High-molecular-weight (HMW) DNA was isolated from 1.5 g of material with a NucleoBond HMW DNA kit (Macherey Nagel). Quality was measured with a FEMTOpulse device, and quantity was measured by fluorometry. According to the manual, the library was prepared using the SMRTbell Express template. Size distribution was again controlled by FEMTOpulse (Agilent). Size-selected libraries were sequenced on a Sequel II device at Max Planck Genome-centre Cologne (MP-GC) with Binding kit 2.0 and Sequel II Sequencing Kit 2.0 for 30 h. (Read statistics are provided in Supplementary Table 2).

The Pan-Genome of F-Wild Potatoes (Supplementary Table 2): A Deep Variant Calling Analysis based on Mosdepth Alignment

The potato cultivars (Supplementary Table 2) were clonally propagated and grown on Murashige–Skoog medium for 3–4 weeks at Max Planck Institute for Plant Breeding Research (MPIPZ, Germany). Plantlets were transferred to soil in 7 × 7-cm2 pots and grown in a Percival growth chamber for 2–3 weeks. The plants were transferred to pots and grown until they flowered. The plants were grown in very cold conditions, 22 C.

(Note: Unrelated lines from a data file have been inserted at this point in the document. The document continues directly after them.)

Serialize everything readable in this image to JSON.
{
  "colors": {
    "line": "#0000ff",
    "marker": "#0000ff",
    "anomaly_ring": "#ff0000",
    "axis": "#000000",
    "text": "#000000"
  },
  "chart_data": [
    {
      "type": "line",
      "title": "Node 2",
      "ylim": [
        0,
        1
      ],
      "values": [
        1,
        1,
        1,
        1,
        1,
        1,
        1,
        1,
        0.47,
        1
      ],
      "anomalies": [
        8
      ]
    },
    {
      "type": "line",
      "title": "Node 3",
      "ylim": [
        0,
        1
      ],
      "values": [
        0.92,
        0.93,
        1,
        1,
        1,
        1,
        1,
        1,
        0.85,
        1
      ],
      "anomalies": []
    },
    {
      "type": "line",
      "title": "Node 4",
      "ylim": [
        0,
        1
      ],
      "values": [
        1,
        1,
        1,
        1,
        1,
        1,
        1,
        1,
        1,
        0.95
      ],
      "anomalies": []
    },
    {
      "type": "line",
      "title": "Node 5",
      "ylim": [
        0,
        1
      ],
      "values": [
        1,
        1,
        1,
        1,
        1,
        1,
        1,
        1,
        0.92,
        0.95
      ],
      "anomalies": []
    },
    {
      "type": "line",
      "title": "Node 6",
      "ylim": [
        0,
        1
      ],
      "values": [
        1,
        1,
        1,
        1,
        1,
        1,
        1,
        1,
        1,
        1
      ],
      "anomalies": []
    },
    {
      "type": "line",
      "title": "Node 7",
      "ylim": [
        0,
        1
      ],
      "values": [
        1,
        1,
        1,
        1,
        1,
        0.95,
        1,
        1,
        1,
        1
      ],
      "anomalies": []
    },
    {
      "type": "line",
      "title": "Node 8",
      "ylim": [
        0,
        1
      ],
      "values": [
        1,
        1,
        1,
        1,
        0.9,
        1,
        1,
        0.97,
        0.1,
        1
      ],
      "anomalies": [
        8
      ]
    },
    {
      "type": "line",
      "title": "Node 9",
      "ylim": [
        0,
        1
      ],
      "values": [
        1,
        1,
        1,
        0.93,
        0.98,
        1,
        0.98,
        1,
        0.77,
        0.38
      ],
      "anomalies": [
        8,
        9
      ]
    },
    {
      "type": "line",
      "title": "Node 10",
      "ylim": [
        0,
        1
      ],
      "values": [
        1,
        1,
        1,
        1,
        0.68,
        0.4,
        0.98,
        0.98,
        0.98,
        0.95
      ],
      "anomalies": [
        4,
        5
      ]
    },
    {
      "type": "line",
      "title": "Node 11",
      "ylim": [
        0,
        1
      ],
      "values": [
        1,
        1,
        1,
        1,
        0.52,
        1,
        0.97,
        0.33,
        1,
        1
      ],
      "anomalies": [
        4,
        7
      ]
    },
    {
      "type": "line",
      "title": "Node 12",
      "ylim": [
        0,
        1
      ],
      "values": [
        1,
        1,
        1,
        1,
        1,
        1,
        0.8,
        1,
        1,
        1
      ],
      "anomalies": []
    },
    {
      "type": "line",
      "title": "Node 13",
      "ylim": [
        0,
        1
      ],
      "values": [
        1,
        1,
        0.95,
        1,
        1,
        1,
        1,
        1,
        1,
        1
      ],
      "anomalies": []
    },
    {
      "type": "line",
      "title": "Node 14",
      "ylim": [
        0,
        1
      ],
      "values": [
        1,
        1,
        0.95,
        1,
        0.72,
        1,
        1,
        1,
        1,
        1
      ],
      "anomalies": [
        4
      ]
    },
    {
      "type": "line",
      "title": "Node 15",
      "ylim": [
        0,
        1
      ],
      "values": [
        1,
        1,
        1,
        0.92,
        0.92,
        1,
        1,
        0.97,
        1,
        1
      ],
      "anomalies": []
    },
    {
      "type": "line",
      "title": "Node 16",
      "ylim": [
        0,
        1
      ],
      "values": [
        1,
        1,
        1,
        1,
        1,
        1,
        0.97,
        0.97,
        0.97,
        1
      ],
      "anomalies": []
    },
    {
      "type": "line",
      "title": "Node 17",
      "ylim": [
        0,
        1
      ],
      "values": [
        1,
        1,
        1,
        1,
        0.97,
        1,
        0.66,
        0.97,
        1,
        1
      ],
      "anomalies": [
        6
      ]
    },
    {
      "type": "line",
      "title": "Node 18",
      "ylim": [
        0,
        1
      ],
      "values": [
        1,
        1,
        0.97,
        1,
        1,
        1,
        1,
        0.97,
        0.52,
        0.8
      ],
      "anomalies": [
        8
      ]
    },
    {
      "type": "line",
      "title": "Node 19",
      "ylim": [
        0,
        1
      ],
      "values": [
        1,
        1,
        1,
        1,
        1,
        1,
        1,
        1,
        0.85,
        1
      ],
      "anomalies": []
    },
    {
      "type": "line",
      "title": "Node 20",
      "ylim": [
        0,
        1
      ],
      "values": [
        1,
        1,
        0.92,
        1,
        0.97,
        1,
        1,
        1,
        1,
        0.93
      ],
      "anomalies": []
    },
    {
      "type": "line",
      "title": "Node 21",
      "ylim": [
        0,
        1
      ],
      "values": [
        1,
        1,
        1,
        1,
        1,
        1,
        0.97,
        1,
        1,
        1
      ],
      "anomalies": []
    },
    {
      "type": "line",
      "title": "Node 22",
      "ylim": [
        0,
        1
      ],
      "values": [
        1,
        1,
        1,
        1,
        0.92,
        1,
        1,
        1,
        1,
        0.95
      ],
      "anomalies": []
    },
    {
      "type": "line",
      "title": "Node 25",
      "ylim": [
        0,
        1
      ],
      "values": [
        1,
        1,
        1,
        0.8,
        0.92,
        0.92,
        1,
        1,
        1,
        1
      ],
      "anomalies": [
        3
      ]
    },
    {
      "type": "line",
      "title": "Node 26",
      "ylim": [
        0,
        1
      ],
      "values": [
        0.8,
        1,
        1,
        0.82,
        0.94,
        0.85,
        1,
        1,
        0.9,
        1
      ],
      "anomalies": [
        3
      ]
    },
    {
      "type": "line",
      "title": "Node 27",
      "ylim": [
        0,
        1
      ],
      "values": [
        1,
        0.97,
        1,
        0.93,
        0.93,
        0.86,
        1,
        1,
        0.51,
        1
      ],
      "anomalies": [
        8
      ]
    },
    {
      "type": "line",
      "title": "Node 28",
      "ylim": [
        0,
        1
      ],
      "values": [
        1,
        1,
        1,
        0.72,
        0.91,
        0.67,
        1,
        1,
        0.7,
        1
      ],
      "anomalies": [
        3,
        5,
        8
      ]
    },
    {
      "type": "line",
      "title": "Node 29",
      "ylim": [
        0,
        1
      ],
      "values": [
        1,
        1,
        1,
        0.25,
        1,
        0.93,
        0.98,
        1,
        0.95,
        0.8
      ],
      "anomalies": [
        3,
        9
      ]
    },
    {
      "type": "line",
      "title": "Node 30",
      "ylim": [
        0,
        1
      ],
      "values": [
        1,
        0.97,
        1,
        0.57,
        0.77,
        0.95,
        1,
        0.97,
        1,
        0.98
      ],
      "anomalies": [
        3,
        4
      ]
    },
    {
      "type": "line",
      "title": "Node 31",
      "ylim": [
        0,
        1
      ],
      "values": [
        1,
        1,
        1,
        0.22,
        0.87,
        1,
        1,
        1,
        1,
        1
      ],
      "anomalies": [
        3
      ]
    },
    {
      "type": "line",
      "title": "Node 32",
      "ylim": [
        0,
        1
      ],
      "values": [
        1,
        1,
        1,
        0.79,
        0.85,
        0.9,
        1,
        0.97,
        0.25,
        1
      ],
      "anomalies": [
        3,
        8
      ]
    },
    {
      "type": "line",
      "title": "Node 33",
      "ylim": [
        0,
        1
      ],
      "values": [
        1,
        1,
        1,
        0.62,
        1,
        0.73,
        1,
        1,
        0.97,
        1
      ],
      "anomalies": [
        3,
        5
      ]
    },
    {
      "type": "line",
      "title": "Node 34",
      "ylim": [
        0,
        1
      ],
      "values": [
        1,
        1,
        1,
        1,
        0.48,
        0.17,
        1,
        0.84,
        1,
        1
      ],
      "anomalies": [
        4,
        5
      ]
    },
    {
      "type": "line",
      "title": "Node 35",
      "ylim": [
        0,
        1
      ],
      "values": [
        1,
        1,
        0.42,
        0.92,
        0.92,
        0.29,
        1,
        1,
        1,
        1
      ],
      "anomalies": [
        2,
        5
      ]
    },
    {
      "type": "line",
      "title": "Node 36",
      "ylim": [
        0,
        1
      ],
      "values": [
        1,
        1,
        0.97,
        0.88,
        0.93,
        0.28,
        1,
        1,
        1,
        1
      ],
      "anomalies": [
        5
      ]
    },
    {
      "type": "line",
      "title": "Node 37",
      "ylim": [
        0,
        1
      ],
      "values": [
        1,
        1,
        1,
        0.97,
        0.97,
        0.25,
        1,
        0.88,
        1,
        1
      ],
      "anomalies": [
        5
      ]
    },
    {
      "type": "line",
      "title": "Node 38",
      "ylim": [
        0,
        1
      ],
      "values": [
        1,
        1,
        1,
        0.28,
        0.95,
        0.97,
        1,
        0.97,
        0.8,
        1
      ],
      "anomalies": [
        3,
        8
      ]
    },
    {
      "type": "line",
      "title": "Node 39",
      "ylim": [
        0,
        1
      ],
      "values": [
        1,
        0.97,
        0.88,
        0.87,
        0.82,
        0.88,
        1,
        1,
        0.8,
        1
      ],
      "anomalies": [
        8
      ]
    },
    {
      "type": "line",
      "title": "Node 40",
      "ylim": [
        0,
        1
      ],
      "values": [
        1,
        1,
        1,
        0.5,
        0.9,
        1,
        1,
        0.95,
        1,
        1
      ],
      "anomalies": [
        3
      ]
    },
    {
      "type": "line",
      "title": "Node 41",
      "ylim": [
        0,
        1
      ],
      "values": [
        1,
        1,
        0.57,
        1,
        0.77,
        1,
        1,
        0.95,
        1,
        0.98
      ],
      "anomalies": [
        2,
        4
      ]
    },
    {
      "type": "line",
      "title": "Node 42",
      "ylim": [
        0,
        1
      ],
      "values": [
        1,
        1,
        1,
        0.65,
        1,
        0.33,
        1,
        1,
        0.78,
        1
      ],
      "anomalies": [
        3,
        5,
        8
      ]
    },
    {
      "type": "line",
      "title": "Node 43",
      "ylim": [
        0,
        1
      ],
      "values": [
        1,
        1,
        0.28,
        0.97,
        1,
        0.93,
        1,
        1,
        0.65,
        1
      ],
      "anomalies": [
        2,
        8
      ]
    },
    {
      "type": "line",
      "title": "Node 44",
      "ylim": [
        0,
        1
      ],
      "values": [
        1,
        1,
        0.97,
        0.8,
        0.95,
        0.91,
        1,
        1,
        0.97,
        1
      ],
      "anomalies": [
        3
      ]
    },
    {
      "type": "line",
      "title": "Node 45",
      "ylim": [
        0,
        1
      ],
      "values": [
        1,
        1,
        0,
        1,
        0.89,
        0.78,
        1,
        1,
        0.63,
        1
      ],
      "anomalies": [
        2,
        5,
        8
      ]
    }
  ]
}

Using short reads of a query genome, marker k-mers were extracted using Jellyfish51 (v.2.2.10). The probability of zero, one, two, three or four haplotypes was estimated with a mixture model. A process of expectation maximization was used to determine if a sample was zero, one, two, three, or four copies, or if all the samples were equal. Nodes with a non-zero copy number were then heuristically connected to form pseudo-contigs.

A single haplotype was used to create the pan-genome. Further haplotypes were iteratively incorporated using alignments against the haplotypes that were already included in the pan-genome using minigraph (v.0.20-r55966)27 with parameters ‘-cxggs -t 20’. A model, y = a1 × x/(x + a2) + a3, fitting the increasing pattern of the pan-genome size was constructed, for which the parameters were optimized using the BFGS method in R 4.3.0 (ref. 83).

The whole-genome reads of 20 wild potato species were aligned using minimap2 (v.2.20-r1061). Variant calling was performed using DeepVariant (v.1.4.0)74. The variant were merged into a single dataset. To evaluate potential introgressions, Read Depth was calculated across the genomes using Mosdepth.

Haplotype-specific sequences of each cultivar were aligned to the reference genome double monoploid (DM) 1-3 516 R44 using nucmer3 (v.3.1)67,70. Structural variations and syntenic regions are referred to as SNPs. The distribution of structural variation across the genome was determined using Msyd (v.1.0) (https://github.com/schneebergerlab/msyd).

For each chromosome, each of the 40 haplotype-specific sequences were aligned to each other using nucmer3 (v.3.1)67 with options ‘–maxmatch -c 100 -l 80 -b 500’. The files were processed with options which included the option of show-coords and the option of calling single-. The chromosome-level comparisons were visualized with a modified version of plotsr69.